To demonstrate that this was the process responsible for the endurance of Roman concrete, the researchers created samples of hot-mixed concrete that included both ancient and modern formulations, broke them purposefully, and then flowed water through the cracks. Within two weeks, the cracks had healed completely and the water could no longer flow. A comparable piece of quicklime-free concrete never healed, and the water just continued to flow through the sample. Following the success of these experiments, the team is trying to commercialize this improved cement material.

“It’s exciting to think about how these more durable concrete formulations could expand not only the service life of these materials, but also how it could improve the durability of 3D-printed concrete formulations,” says Masic.

How Changes in Concrete Could Impact Building Today

Contractor Robert Blume, owner of Blume and Son Construction and a 43-year veteran of the construction business, told The Epoch Times that many of the decisions made about concrete in construction today are largely based on cost. The contractor said that self-healing concrete is something people in his industry are already actively testing but said the research being done into how to make concrete that stands the test of time could have short-term implications on his business if it’s cheap enough to fit into home and business owners’ already strained construction budgets.

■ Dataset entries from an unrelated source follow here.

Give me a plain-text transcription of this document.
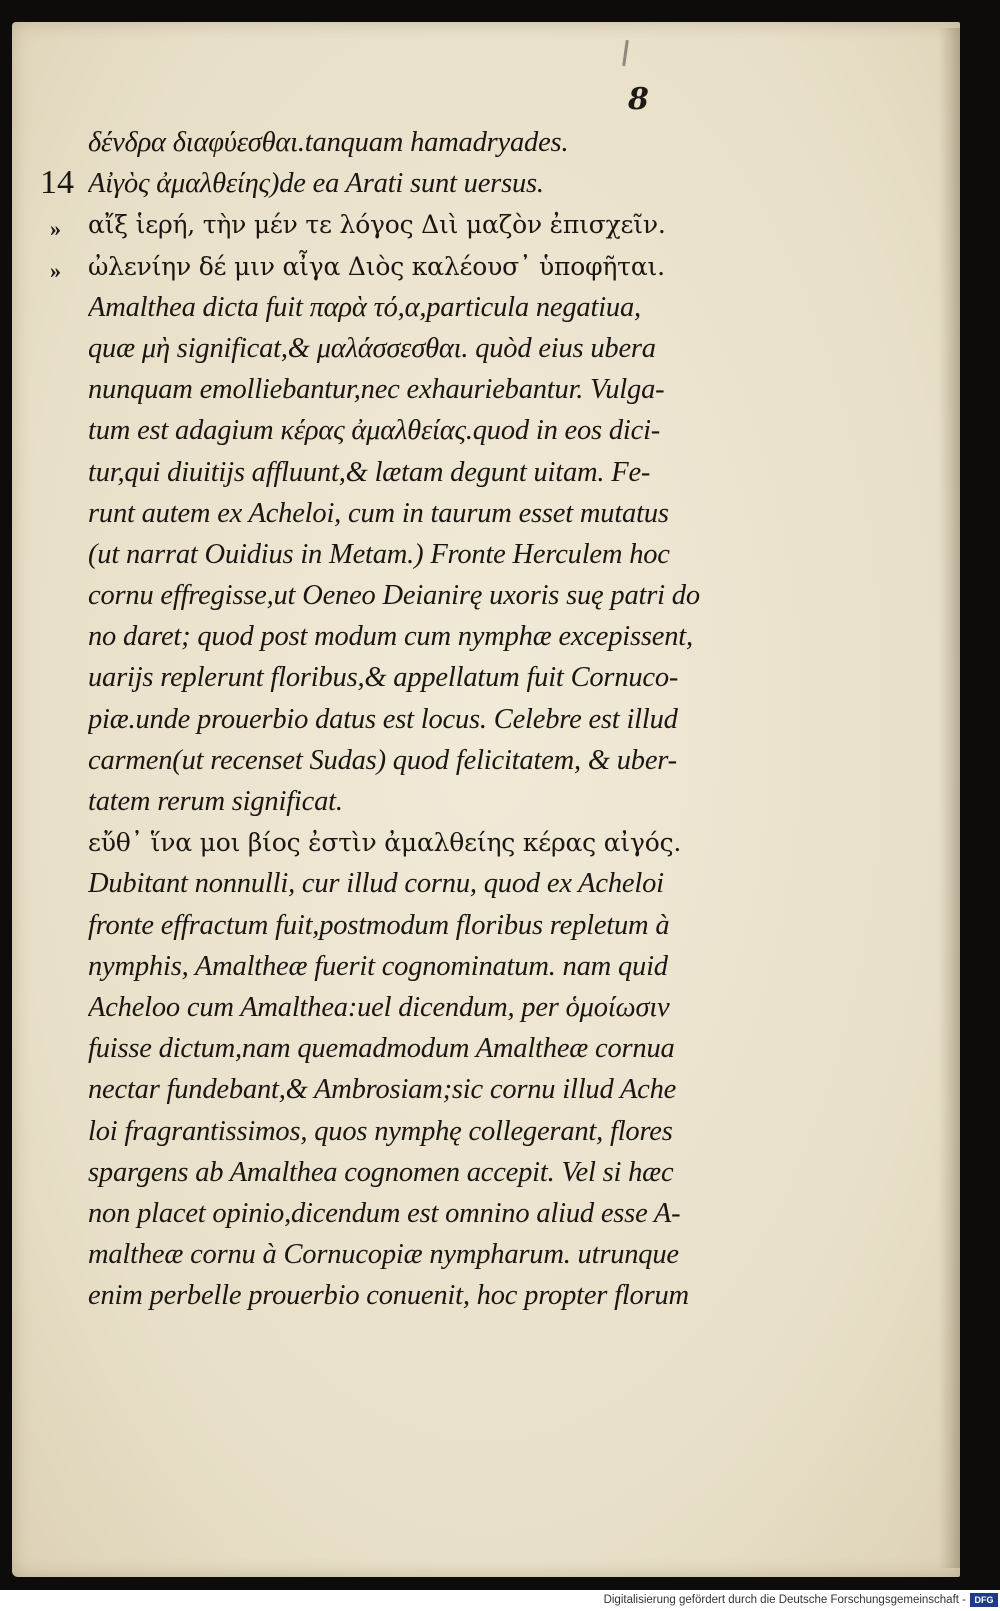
8
14
»
»
δένδρα διαφύεσθαι.tanquam hamadryades.
Αἰγὸς ἀμαλθείης)de ea Arati sunt uersus.
αἴξ ἱερή, τὴν μέν τε λόγος Διὶ μαζὸν ἐπισχεῖν.
ὠλενίην δέ μιν αἶγα Διὸς καλέουσ᾽ ὑποφῆται.
Amalthea dicta fuit παρὰ τό,α,particula negatiua,
quæ μὴ significat,& μαλάσσεσθαι. quòd eius ubera
nunquam emolliebantur,nec exhauriebantur. Vulga-
tum est adagium κέρας ἀμαλθείας.quod in eos dici-
tur,qui diuitijs affluunt,& lætam degunt uitam. Fe-
runt autem ex Acheloi, cum in taurum esset mutatus
(ut narrat Ouidius in Metam.) Fronte Herculem hoc
cornu effregisse,ut Oeneo Deianirę uxoris suę patri do
no daret; quod post modum cum nymphæ excepissent,
uarijs replerunt floribus,& appellatum fuit Cornuco-
piæ.unde prouerbio datus est locus. Celebre est illud
carmen(ut recenset Sudas) quod felicitatem, & uber-
tatem rerum significat.
εὔθ᾽ ἵνα μοι βίος ἐστὶν ἀμαλθείης κέρας αἰγός.
Dubitant nonnulli, cur illud cornu, quod ex Acheloi
fronte effractum fuit,postmodum floribus repletum à
nymphis, Amaltheæ fuerit cognominatum. nam quid
Acheloo cum Amalthea:uel dicendum, per ὁμοίωσιν
fuisse dictum,nam quemadmodum Amaltheæ cornua
nectar fundebant,& Ambrosiam;sic cornu illud Ache
loi fragrantissimos, quos nymphę collegerant, flores
spargens ab Amalthea cognomen accepit. Vel si hæc
non placet opinio,dicendum est omnino aliud esse A-
maltheæ cornu à Cornucopiæ nympharum. utrunque
enim perbelle prouerbio conuenit, hoc propter florum
Digitalisierung gefördert durch die Deutsche Forschungsgemeinschaft - DFG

“The basic components of what [the Romans] used are still the basic components of what we use,” Blume said. “The biggest deal is we do this commercially… so we have to ask ourselves if making a stronger concrete is worth the price. If we are putting in a slab for something that will have extremely heavy stuff on it, lots of vibration, we used a better cement and more of it. So even now we have all kinds of components we can put in, like fiberglass, and really make it strong. It’s just that nobody wants to spend $100,000 on a $10,000 slab. Economics affects this greatly.”

Blume, who lived in Eastern Europe for 10 years, said many of the buildings there have been around for hundreds of years and are still standing: “The buildings in Romania, they’ve held up through 20 earthquakes a year and a thousand years. But the walls may be four feet thick. If I built that way now,  a house would cost you $2 million dollars.

“Right now we could build concrete homes that would last 1,000 years, but nobody is going to want to spend that on it. Plus in another 10-20 years the technology is going to be so different it will have been a waste.”

Blume said there are dozens of types of concrete that can be used, but medium-grade commercial concrete is used because it’s cheap, and the discoveries being tested right now will be used as standard building materials if they can be sourced easily and economically.

Janille Maragh of MIT, Paolo Sabatini of DMAT in Italy, Michel Di Tommaso of the Instituto Meccanica dei Materiali in Switzerland, and James Weaver of Harvard University’s Wyss Institute for Biologically Inspired Engineering were also part of the study team. The Archeological Museum of Priverno in Italy assisted with the work.